Friday, Feb. 3
M1-09 (Brickyard mezzanine)
Adapting to student states in a spoken tutorial dialogue system for physics
Diane Litman, professor of computer science, University of Pittsburgh
It has been hypothesized that human tutoring might be so effective because of its use of natural language dialogue. Potential advantages of natural language dialogue as a learning environment include providing opportunities for both the tutor to infer information about a student and the student to participate more actively in the learning process. In this talk Litman describes the design and evaluation of several versions of an adaptive spoken dialogue system for tutoring physics, that uses speech and natural language processing to detect and respond to student states such as uncertainty and disengagement.

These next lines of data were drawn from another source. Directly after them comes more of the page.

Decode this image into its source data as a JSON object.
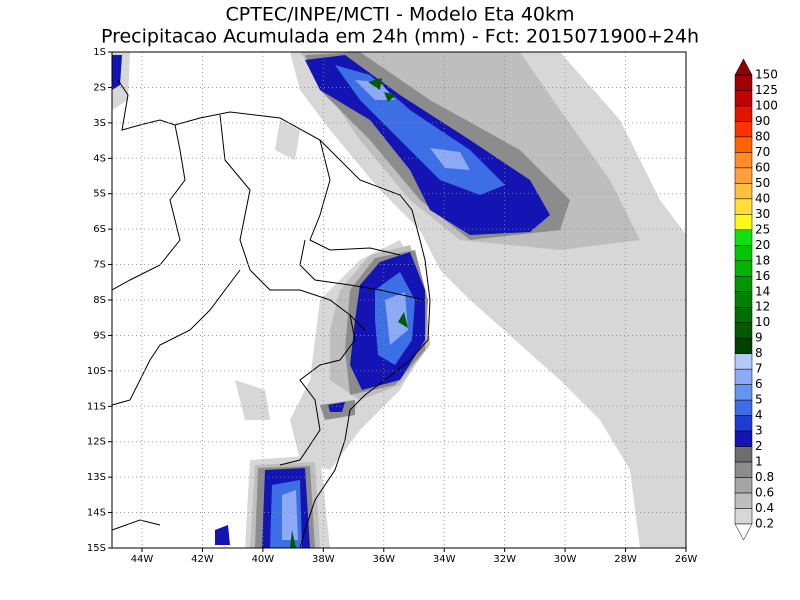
{
  "header": {
    "title": "CPTEC/INPE/MCTI - Modelo Eta 40km",
    "subtitle": "Precipitacao Acumulada em 24h (mm) - Fct: 2015071900+24h"
  },
  "map": {
    "x_labels": [
      "44W",
      "42W",
      "40W",
      "38W",
      "36W",
      "34W",
      "32W",
      "30W",
      "28W",
      "26W"
    ],
    "y_labels": [
      "1S",
      "2S",
      "3S",
      "4S",
      "5S",
      "6S",
      "7S",
      "8S",
      "9S",
      "10S",
      "11S",
      "12S",
      "13S",
      "14S",
      "15S"
    ]
  },
  "colorbar": {
    "labels": [
      "150",
      "125",
      "100",
      "90",
      "80",
      "70",
      "60",
      "50",
      "40",
      "30",
      "25",
      "20",
      "18",
      "16",
      "14",
      "12",
      "10",
      "9",
      "8",
      "7",
      "6",
      "5",
      "4",
      "3",
      "2",
      "1",
      "0.8",
      "0.6",
      "0.4",
      "0.2"
    ],
    "colors": [
      "#a00000",
      "#c00000",
      "#e11400",
      "#ff3200",
      "#ff6400",
      "#ff8c28",
      "#ffa03c",
      "#ffc03c",
      "#ffe032",
      "#fffa14",
      "#10e010",
      "#00c800",
      "#00b400",
      "#009600",
      "#008200",
      "#006e00",
      "#005a00",
      "#004000",
      "#b4c8ff",
      "#8caaf5",
      "#6496f0",
      "#3c6ee6",
      "#1e3cd2",
      "#1414b4",
      "#6e6e6e",
      "#8c8c8c",
      "#a5a5a5",
      "#bebebe",
      "#d7d7d7"
    ],
    "top_color": "#8c0000",
    "bottom_color": "#ffffff"
  }
}
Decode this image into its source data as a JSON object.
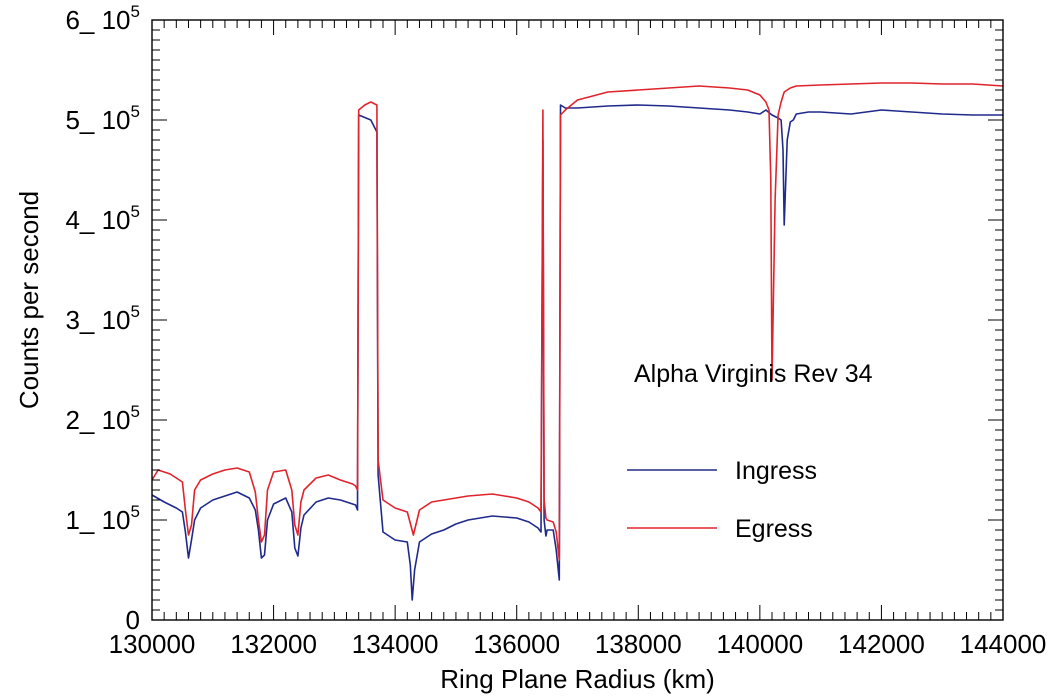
{
  "chart_data": {
    "type": "line",
    "title": "",
    "xlabel": "Ring Plane Radius (km)",
    "ylabel": "Counts per second",
    "xlim": [
      130000,
      144000
    ],
    "ylim": [
      0,
      600000
    ],
    "x_ticks": [
      {
        "value": 130000,
        "label": "130000"
      },
      {
        "value": 132000,
        "label": "132000"
      },
      {
        "value": 134000,
        "label": "134000"
      },
      {
        "value": 136000,
        "label": "136000"
      },
      {
        "value": 138000,
        "label": "138000"
      },
      {
        "value": 140000,
        "label": "140000"
      },
      {
        "value": 142000,
        "label": "142000"
      },
      {
        "value": 144000,
        "label": "144000"
      }
    ],
    "y_ticks": [
      {
        "value": 0,
        "mant": "0",
        "exp": ""
      },
      {
        "value": 100000,
        "mant": "1_ 10",
        "exp": "5"
      },
      {
        "value": 200000,
        "mant": "2_ 10",
        "exp": "5"
      },
      {
        "value": 300000,
        "mant": "3_ 10",
        "exp": "5"
      },
      {
        "value": 400000,
        "mant": "4_ 10",
        "exp": "5"
      },
      {
        "value": 500000,
        "mant": "5_ 10",
        "exp": "5"
      },
      {
        "value": 600000,
        "mant": "6_ 10",
        "exp": "5"
      }
    ],
    "grid": false,
    "annotation": "Alpha Virginis Rev 34",
    "legend_position": "center-right",
    "series": [
      {
        "name": "Ingress",
        "color": "#1f2a8c",
        "x": [
          130000,
          130200,
          130400,
          130500,
          130550,
          130600,
          130650,
          130700,
          130800,
          131000,
          131200,
          131400,
          131600,
          131700,
          131750,
          131800,
          131850,
          131900,
          132000,
          132200,
          132300,
          132350,
          132400,
          132450,
          132500,
          132700,
          132900,
          133100,
          133300,
          133350,
          133380,
          133400,
          133600,
          133700,
          133720,
          133800,
          134000,
          134200,
          134250,
          134280,
          134320,
          134400,
          134600,
          134800,
          135000,
          135200,
          135400,
          135600,
          135800,
          136000,
          136200,
          136350,
          136400,
          136430,
          136450,
          136480,
          136500,
          136600,
          136650,
          136700,
          136720,
          136800,
          137000,
          137500,
          138000,
          138500,
          139000,
          139500,
          139800,
          140000,
          140100,
          140200,
          140300,
          140350,
          140380,
          140400,
          140450,
          140500,
          140550,
          140600,
          140800,
          141000,
          141500,
          142000,
          142500,
          143000,
          143500,
          144000
        ],
        "values": [
          125000,
          118000,
          112000,
          108000,
          88000,
          62000,
          80000,
          100000,
          112000,
          120000,
          124000,
          128000,
          122000,
          110000,
          90000,
          62000,
          65000,
          100000,
          116000,
          122000,
          108000,
          72000,
          64000,
          92000,
          105000,
          118000,
          122000,
          120000,
          116000,
          115000,
          110000,
          505000,
          500000,
          488000,
          145000,
          88000,
          80000,
          78000,
          55000,
          20000,
          50000,
          78000,
          86000,
          90000,
          96000,
          100000,
          102000,
          104000,
          103000,
          102000,
          98000,
          92000,
          88000,
          480000,
          100000,
          84000,
          90000,
          90000,
          70000,
          40000,
          515000,
          512000,
          512000,
          514000,
          515000,
          514000,
          512000,
          510000,
          508000,
          506000,
          510000,
          505000,
          502000,
          500000,
          470000,
          395000,
          480000,
          498000,
          500000,
          506000,
          508000,
          508000,
          506000,
          510000,
          508000,
          506000,
          505000,
          505000
        ]
      },
      {
        "name": "Egress",
        "color": "#e0242c",
        "x": [
          130000,
          130100,
          130300,
          130500,
          130550,
          130600,
          130650,
          130700,
          130800,
          131000,
          131200,
          131400,
          131600,
          131700,
          131750,
          131800,
          131850,
          131900,
          132000,
          132200,
          132300,
          132350,
          132400,
          132450,
          132500,
          132700,
          132900,
          133100,
          133300,
          133350,
          133380,
          133400,
          133500,
          133600,
          133700,
          133720,
          133800,
          134000,
          134200,
          134300,
          134400,
          134600,
          134800,
          135000,
          135200,
          135400,
          135600,
          135800,
          136000,
          136200,
          136350,
          136400,
          136430,
          136450,
          136480,
          136500,
          136600,
          136650,
          136700,
          136720,
          136800,
          137000,
          137500,
          138000,
          138500,
          139000,
          139500,
          139800,
          140000,
          140100,
          140150,
          140180,
          140200,
          140250,
          140300,
          140350,
          140400,
          140500,
          140600,
          141000,
          141500,
          142000,
          142500,
          143000,
          143500,
          144000
        ],
        "values": [
          140000,
          150000,
          146000,
          138000,
          110000,
          85000,
          95000,
          130000,
          140000,
          146000,
          150000,
          152000,
          148000,
          128000,
          100000,
          78000,
          85000,
          130000,
          148000,
          150000,
          130000,
          95000,
          85000,
          118000,
          130000,
          142000,
          145000,
          140000,
          136000,
          134000,
          130000,
          510000,
          515000,
          518000,
          515000,
          160000,
          120000,
          112000,
          108000,
          85000,
          110000,
          118000,
          120000,
          122000,
          124000,
          125000,
          126000,
          124000,
          122000,
          118000,
          112000,
          108000,
          510000,
          120000,
          102000,
          100000,
          98000,
          88000,
          60000,
          505000,
          510000,
          520000,
          528000,
          530000,
          532000,
          534000,
          532000,
          530000,
          525000,
          518000,
          510000,
          440000,
          240000,
          420000,
          505000,
          518000,
          528000,
          532000,
          534000,
          535000,
          536000,
          537000,
          537000,
          536000,
          536000,
          534000
        ]
      }
    ]
  }
}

She will discuss the empirical approach used to design and implement the system, then present experimental results suggesting that computer tutoring that monitors and adapts to user states over and above correctness can significantly improve both cognitive and metacognitive student abilities.
Bio: Diane Litman is professor of computer science, Senior Scientist with the Learning Research and Development Center and faculty with the Graduate Program in Intelligent Systems, all at the University of Pittsburgh. She received her Ph.D. degree in computer science from the University of Rochester, and was previously a member of the Artificial Intelligence Principles Research Department, AT&T Labs–Research (formerly Bell Laboratories).